The simplest examples of chiral molecules are those that have a single carbon atom with four different substituents attached. While these compounds have exactly the same structure, connectivity and relationship between the atoms in space, they are different in the same way that a right and left hand are different: they are known as enantiomers—non-superimposable mirror images of each other. An equal mixture of enantiomers is called a racemate (racemic). Under normal laboratory conditions it is difficult to differentiate between a pair of enantiomers. If you were able to separate the left- from the right-handed forms, you would find that they have the same structure, the same physical and chemical properties, that is, the same melting point, boiling point, solubility, and chemical reactivity. Nevertheless, they are not identical—they can be distinguished by the way they interact with certain types of light.

Electromagnetic radiation can be considered as being composed of electrical and magnetic (e-m) waves that oscillate perpendicular to each other and to the direction of wave transmission.

But a beam of light is not a single e-m wave; it consists of many such waves. The orientation of the various e-m waves within the beam are independent on one another and oriented randomly with respect to the direction of the beam. We can simplify an e-m wave by passing the light beam through what is known as a polarizer. A polarizer is a transparent material (it allows light to pass through it) composed of oriented crystalline that block all e-m oscillations that do not align with the crystal structure. The result is that the light that passes through the polarizer oscillates in only one plane; known as plane-polarized light. You can now make a prediction; if you place a second polarizing filter in the same orientation as the first, in the path of a plane-polarized light beam, the beam will pass through, but if you rotate the second filter by \(90^{\circ}\) to the first, the beam will be absorbed (blocked). This is an experiment you can do if you have polarizing sunglasses, which reduce glare by allowing light vibrating in only one direction to pass through. If the plane-polarized light interacts with an asymmetric electric field (such as the one generated by a chiral molecule), the plane of vibration will be rotated. We can measure the angle of rotation using another polarizing lens and in this way, we can detect the presence of chiral molecules. On the other hand, passing plane-polarized light through a racemic mixture (with 50% of each enantiomers present), or through a solution containing a non-chiral solute, will not affect the direction of the polarization plane.

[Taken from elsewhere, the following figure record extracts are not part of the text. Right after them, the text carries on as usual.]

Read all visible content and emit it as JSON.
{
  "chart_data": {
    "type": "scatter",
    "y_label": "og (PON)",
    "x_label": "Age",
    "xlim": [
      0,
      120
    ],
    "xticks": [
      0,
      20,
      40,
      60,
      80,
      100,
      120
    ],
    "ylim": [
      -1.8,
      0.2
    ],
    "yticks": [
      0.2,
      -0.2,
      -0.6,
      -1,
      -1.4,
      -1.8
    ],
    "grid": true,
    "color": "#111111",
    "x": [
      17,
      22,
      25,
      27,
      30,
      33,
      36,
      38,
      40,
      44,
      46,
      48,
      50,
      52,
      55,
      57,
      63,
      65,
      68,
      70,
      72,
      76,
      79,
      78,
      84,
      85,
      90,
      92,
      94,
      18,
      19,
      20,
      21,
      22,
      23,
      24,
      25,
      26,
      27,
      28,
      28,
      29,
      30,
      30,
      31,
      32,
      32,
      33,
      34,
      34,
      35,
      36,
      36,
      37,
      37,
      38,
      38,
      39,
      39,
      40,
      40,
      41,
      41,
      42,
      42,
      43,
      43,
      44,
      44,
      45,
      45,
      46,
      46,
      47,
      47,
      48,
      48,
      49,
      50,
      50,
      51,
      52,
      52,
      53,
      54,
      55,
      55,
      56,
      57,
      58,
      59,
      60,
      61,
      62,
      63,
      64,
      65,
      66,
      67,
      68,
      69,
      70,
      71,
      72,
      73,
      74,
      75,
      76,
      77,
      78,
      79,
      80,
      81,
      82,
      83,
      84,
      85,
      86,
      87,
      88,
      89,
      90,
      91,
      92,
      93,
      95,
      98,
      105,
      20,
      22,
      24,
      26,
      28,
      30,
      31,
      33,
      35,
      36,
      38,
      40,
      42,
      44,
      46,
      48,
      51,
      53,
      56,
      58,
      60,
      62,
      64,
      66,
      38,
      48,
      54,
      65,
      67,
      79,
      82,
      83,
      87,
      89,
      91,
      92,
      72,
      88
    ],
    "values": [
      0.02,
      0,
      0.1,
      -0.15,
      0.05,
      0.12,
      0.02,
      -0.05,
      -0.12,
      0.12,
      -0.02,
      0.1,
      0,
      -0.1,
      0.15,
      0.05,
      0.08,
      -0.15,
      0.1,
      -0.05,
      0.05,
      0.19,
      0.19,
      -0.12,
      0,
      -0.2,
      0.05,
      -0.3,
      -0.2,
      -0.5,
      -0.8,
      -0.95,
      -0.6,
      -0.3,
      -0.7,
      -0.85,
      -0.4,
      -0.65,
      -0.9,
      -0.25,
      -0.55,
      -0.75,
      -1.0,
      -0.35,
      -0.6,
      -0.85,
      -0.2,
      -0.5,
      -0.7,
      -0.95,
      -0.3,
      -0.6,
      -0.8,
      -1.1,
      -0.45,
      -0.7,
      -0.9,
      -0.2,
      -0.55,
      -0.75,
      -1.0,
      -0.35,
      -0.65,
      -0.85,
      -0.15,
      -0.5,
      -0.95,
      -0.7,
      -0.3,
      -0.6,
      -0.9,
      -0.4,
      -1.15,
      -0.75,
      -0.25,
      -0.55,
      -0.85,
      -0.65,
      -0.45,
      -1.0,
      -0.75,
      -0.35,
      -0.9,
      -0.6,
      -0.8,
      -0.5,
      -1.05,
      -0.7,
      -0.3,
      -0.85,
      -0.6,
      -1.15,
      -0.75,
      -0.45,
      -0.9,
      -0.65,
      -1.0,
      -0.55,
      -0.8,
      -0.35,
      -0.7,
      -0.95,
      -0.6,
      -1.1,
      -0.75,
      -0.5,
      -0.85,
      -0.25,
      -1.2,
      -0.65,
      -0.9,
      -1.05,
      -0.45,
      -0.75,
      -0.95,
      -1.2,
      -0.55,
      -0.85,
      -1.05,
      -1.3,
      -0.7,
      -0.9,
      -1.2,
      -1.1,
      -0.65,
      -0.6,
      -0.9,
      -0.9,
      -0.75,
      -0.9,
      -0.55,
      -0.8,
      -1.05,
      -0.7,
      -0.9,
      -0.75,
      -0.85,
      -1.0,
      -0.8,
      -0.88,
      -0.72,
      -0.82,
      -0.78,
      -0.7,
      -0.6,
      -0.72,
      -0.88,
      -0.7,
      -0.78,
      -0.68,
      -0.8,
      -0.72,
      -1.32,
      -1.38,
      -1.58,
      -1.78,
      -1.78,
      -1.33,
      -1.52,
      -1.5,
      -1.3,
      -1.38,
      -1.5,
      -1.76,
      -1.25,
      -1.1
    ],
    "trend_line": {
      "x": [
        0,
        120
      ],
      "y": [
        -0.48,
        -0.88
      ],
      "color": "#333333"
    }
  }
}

In a sample that rotates the plane of a plane-polarized light beam to the right, the enantiomer is designated as the (+ or dextrorotatory ) isomer; if it rotates the plane-polarized light beam to the left it is referred to as the (– or levorotatory ) isomer. This phenomenon is direct evidence of the existence of chiral molecules. The amount of rotation is dependent on the concentration of the substance in the solution, the path length of the sample tube, the wavelength of the incident light, and also the nature of the substance itself. We often report these rotations as a specific rotation, where all of these variables are defined, so that compounds can be identified by this property. Because of this phenomenon, substances that are chiral are said to be optically active.